When one of the ghost hunters is found dead, Kate Wilder, owner of the local winery and fellow Literary Lady, looks like the prime suspect and the Ladies need to band together to find the truth.
Things that go bump in the night won’t stop them. But a ruthless killer just might.
I wish I could say that the worst thing that happened that fall was Jerry Garcia peeing on Marianne Littlejohn’s manuscript.
Jerry Garcia? He’s the cat next door, the one whose bathroom habits have always been questionable and whose attention is perpetually trained on the potted flowers on my front porch.

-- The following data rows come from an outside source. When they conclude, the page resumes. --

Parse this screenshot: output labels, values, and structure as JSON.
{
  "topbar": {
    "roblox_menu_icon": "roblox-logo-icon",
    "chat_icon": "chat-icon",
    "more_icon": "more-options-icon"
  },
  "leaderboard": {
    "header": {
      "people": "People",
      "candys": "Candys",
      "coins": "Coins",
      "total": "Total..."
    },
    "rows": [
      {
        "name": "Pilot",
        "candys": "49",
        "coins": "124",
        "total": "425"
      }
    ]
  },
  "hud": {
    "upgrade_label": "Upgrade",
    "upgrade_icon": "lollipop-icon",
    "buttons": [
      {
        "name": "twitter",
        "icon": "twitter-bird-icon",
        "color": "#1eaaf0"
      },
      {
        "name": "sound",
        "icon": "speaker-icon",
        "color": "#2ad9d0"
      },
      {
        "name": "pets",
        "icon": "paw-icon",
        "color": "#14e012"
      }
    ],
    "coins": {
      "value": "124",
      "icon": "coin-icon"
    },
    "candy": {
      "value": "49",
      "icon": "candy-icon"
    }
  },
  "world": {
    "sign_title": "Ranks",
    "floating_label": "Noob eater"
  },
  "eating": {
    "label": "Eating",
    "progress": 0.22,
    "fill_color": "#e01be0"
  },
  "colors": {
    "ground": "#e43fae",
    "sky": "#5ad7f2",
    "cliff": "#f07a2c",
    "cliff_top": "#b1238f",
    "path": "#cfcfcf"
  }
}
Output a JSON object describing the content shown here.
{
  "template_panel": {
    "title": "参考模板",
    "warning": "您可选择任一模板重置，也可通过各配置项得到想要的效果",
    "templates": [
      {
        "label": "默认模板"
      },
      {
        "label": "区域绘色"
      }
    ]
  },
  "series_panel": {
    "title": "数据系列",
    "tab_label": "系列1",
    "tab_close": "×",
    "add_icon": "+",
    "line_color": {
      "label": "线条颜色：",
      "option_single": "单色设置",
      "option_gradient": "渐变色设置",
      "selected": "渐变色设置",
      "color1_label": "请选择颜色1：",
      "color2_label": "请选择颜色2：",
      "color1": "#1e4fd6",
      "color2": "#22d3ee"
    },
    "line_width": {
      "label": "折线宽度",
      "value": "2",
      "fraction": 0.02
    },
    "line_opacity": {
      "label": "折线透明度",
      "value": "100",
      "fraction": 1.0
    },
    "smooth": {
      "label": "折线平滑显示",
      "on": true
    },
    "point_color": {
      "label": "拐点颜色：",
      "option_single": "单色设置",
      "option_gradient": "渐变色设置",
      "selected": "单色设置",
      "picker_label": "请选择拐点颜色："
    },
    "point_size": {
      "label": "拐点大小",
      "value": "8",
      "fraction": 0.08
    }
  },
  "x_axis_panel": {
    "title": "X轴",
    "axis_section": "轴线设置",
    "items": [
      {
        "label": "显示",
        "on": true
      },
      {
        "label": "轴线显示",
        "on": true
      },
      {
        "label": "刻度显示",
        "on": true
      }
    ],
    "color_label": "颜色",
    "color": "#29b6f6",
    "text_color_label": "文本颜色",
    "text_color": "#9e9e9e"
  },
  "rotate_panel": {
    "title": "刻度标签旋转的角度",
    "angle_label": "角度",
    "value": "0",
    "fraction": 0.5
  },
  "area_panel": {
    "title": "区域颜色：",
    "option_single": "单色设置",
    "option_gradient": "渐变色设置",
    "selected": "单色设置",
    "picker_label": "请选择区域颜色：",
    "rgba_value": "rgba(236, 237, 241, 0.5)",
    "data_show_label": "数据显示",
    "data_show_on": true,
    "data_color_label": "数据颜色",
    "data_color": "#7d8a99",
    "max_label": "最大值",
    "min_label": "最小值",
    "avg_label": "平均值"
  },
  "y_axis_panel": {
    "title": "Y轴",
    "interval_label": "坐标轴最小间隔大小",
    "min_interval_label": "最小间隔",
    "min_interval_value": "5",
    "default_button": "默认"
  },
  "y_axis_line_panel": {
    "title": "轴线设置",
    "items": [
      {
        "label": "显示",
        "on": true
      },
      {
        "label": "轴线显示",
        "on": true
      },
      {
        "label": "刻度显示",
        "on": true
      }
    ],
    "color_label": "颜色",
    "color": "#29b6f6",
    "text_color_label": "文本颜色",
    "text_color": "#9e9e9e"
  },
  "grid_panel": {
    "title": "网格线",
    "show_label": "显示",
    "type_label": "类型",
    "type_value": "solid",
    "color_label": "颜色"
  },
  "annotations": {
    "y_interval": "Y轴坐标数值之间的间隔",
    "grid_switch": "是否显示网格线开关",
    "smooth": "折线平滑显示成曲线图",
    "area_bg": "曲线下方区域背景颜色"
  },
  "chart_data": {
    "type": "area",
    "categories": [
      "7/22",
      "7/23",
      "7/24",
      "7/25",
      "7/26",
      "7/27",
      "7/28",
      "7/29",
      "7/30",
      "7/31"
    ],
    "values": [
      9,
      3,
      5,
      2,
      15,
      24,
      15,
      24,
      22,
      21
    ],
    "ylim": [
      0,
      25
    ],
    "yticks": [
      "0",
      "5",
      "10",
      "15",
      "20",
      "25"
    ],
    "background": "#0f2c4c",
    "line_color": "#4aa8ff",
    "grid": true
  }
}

Until that afternoon, that is.
That day, Jerry bypassed the flowers and went straight for the wicker couch on the porch, the one where until the phone rang inside the B and B, I’d been reading Marianne’s manuscript because she wanted one more set of eyes to take a look before she sent it off to the small academic press. Yeah, that was the couch where I’d left the pages neatly stacked and–this is vital to the telling of the story–completely dry and odor free.
Jerry, see, had motive, means and opportunity. Jerry had mayhem in his kitty cat heart and at the risk of sounding just the teeniest bit paranoid, I was pretty sure Jerry had it out for me, too.
It was the perfect storm of circumstance and timing, and the results were so predictable, I shouldn’t have walked back out onto the porch, taken one look at the puddle quickly soaking through Marianne’s tidy manuscript pages and stood, pikestaffed, with my mouth hanging open.
Oh yes, at the time, it did seem like the worst of all possible disasters.
But then, that was my first October on South Bass Island and I had yet to hear about the legend. Or the ghost.
And there was no way I could have imagined the murder.